The trade press read it as a flagship. WWD counted the square metres and the Golden Mile address. That measures the wrong thing. On did not pay Salamanca prices for footfall; it paid them for the runners who pass that window every New Year’s Eve.
Those runners belong to the San Silvestre Vallecana, the ten-kilometre race that has crossed central Madrid every 31 December since 1964. The fun run alone now draws over 42,000 entrants. On did not build it. A race is a congregation that assembles itself once a year; On has only built a door onto it, and left that door open every Wednesday.
The mechanism is a run club every Wednesday at seven, which On’s EMEA chief frames as a way to solidify the brand’s “premium positioning”. You come as you are, you run with strangers, the shoes wait by the door.
Loyalty is cheapest when the customer mistakes it for a hobby.

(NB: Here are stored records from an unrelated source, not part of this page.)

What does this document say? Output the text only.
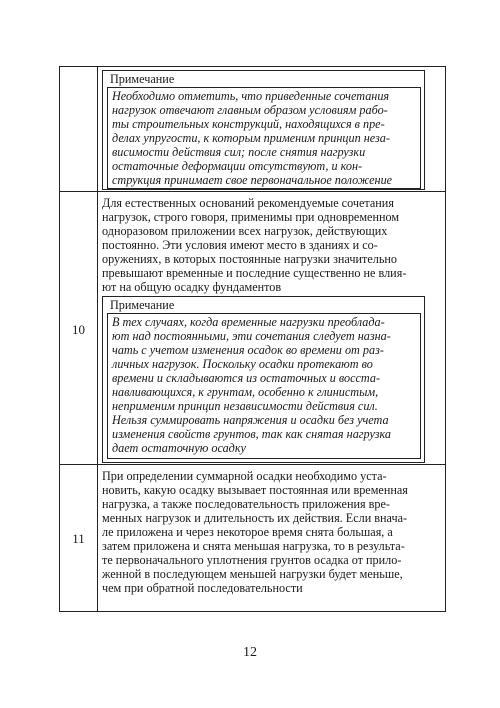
Примечание
Необходимо отметить, что приведенные сочетания
нагрузок отвечают главным образом условиям рабо-
ты строительных конструкций, находящихся в пре-
делах упругости, к которым применим принцип неза-
висимости действия сил; после снятия нагрузки
остаточные деформации отсутствуют, и кон-
струкция принимает свое первоначальное положение
10
Для естественных оснований рекомендуемые сочетания
нагрузок, строго говоря, применимы при одновременном
одноразовом приложении всех нагрузок, действующих
постоянно. Эти условия имеют место в зданиях и со-
оружениях, в которых постоянные нагрузки значительно
превышают временные и последние существенно не влия-
ют на общую осадку фундаментов
Примечание
В тех случаях, когда временные нагрузки преоблада-
ют над постоянными, эти сочетания следует назна-
чать с учетом изменения осадок во времени от раз-
личных нагрузок. Поскольку осадки протекают во
времени и складываются из остаточных и восста-
навливающихся, к грунтам, особенно к глинистым,
неприменим принцип независимости действия сил.
Нельзя суммировать напряжения и осадки без учета
изменения свойств грунтов, так как снятая нагрузка
дает остаточную осадку
11
При определении суммарной осадки необходимо уста-
новить, какую осадку вызывает постоянная или временная
нагрузка, а также последовательность приложения вре-
менных нагрузок и длительность их действия. Если внача-
ле приложена и через некоторое время снята большая, а
затем приложена и снята меньшая нагрузка, то в результа-
те первоначального уплотнения грунтов осадка от прило-
женной в последующем меньшей нагрузки будет меньше,
чем при обратной последовательности
12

On has run this play before. It opened owned rooms from Zürich to Riyadh, and in Latin America found the highest brand awareness it has anywhere in the world. The shop arrived after the crowd, not before it.
On still earns most of its money the old way. In the third quarter, wholesale supplied 479.6 million Swiss francs of 794.4 million in net sales, roughly six francs in every ten. A company that lives on other people’s shelves chose not to enter its newest market through one. What it bought on Serrano is not a storefront — it is the crowd a storefront later sells to.